誰が誰と付き合ってるとか正直どうでもいいし、おおよそ自分に関わりのない人間に貴重なエネルギーを使いたくない、みたいなことを併せて言っている。
ウソだ。本当は興味アリアリだ。
好きなアーティストが同じ人がいればすぐにでも話しかけて語り合いたいし、街中で美人を見かけたら目で追っかける。超チラ見する。
なのに人前では「興味ない」と言い放つ。
どう考えてもハスに構えてるだけなのだが、一応まっとうな理由はこしらえてある。
人と関わると、ひどく疲れるのだ。
ぼくは根っからの内向型なので、人と話すことはエネルギーを放出する作業になる。
内向性の強い人間は、会話の際にまずは相手の発言、声色、表情、仕草といった情報を事細かにキャッチし、相手の思考展開や精神状態がどのようになっているのか、推測を行う。
その後、与えられた仮説をもとに、自分がとるべき最適な行動は何か、思考をフル回転させる。
何を言ったらウケそうか、逆にシラケそうか、この例えは相手に通じるか、この表現は相手の逆鱗に触れやしないか、みたいなことを瞬時に脳内でチェックし、最終的な発言やリアクションを実行する。
内向型人間にとっての対人コミュニケーションは、いわばエモーションの総合格闘技なのだ。
なので人とみっちり話した後はたとえそれが親友の間柄でもくたくたになるし、一人の時間を作って消費したエネルギーを充填しなければならない。

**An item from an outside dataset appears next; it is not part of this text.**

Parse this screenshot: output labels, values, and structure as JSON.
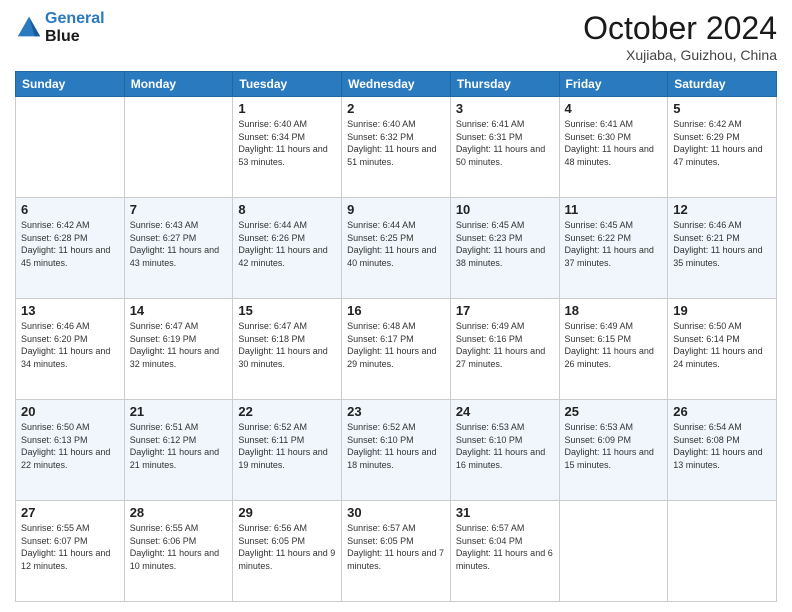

また、会話が複数人になれば負荷はさらに強まり、許容量を超えてフリーズする場合がある。大人数の飲み会なんかは完全にキャパオーバー。しんどい。
(いや、今日は会話下手の話をしたいわけではない!)
とにかく、内向型人間特有の事情から「他人に興味がない」と言っておくことで、必要以上の会話を避けエネルギーを節約するようにしていた。
けれど最近になって、むやみにこういうのはあまりよくないな、と思うようになってきた。
「興味がない」と外部を突っぱねると、どんどん内へ内へと意識が閉じこもっていく。
過度な内省は視野を狭め、独善に至る。
誰かがかけてくれた言葉も「それはお前の見解であって、俺には関係ない」って具合に、人の話に聞く耳を持たなくなる。
もしかしたらそのアドバイスが、さらなる飛躍のきっかけになるかもしれないのに。
自分を守るために無関心を装うことは自分の殻に閉じこもることであり、確かにあったはずのチャンスを見過ごしているのではないか、と思うようになった。
こりゃいつまでも「俺、他人に興味ねェから」なんて言ってられないぞ、って具合に。
とはいえ、急に他人に興味を持とうと言っても、なかなかうまく出来るものでもない。
どうしたものかと思案していたとき、ちょうどその解決策となりうる出来事があった。
それは今日の新入社員研修のこと。
自分の現状と目指したい未来をどう繋げたらいいのか、ぼくは社員さんの話もよそに考えんでいた。
その時ふと「取材をするように研修を受けてみてはどうか」というアイデアに至った。
とにかく話を聞き、解明し、全体像を浮き彫りにするよう努める。
効果はてきめんだった。
気になったことを片っ端から質問し、講義の全体像を掴もうとした。
質問をしようとすると観察眼が鋭くなり、与えられた情報から疑問点や仮説をより見つけられるようになる。
質問を通じて仮説を検証することで、対象への興味が自然も湧き上がってくる。
順序が逆だったのだ。
興味を持った後にアクションを起こすのではなく、アクションを起こすことで興味が湧き上がってくるのだ。
これはもしかしたら、仕事以外のコミュニケーションでも使えるのではないか?
検証してみる価値はある。
今度知らない人やそこまで仲良くない人と話す時は、まず何かしら会話をぶつけて、そこから興味を引っ張り出してくればいい。
興味が湧かなきゃ、その人とはご縁がなかったってことだ。
「他人に興味がない」なんてハスっている場合じゃない。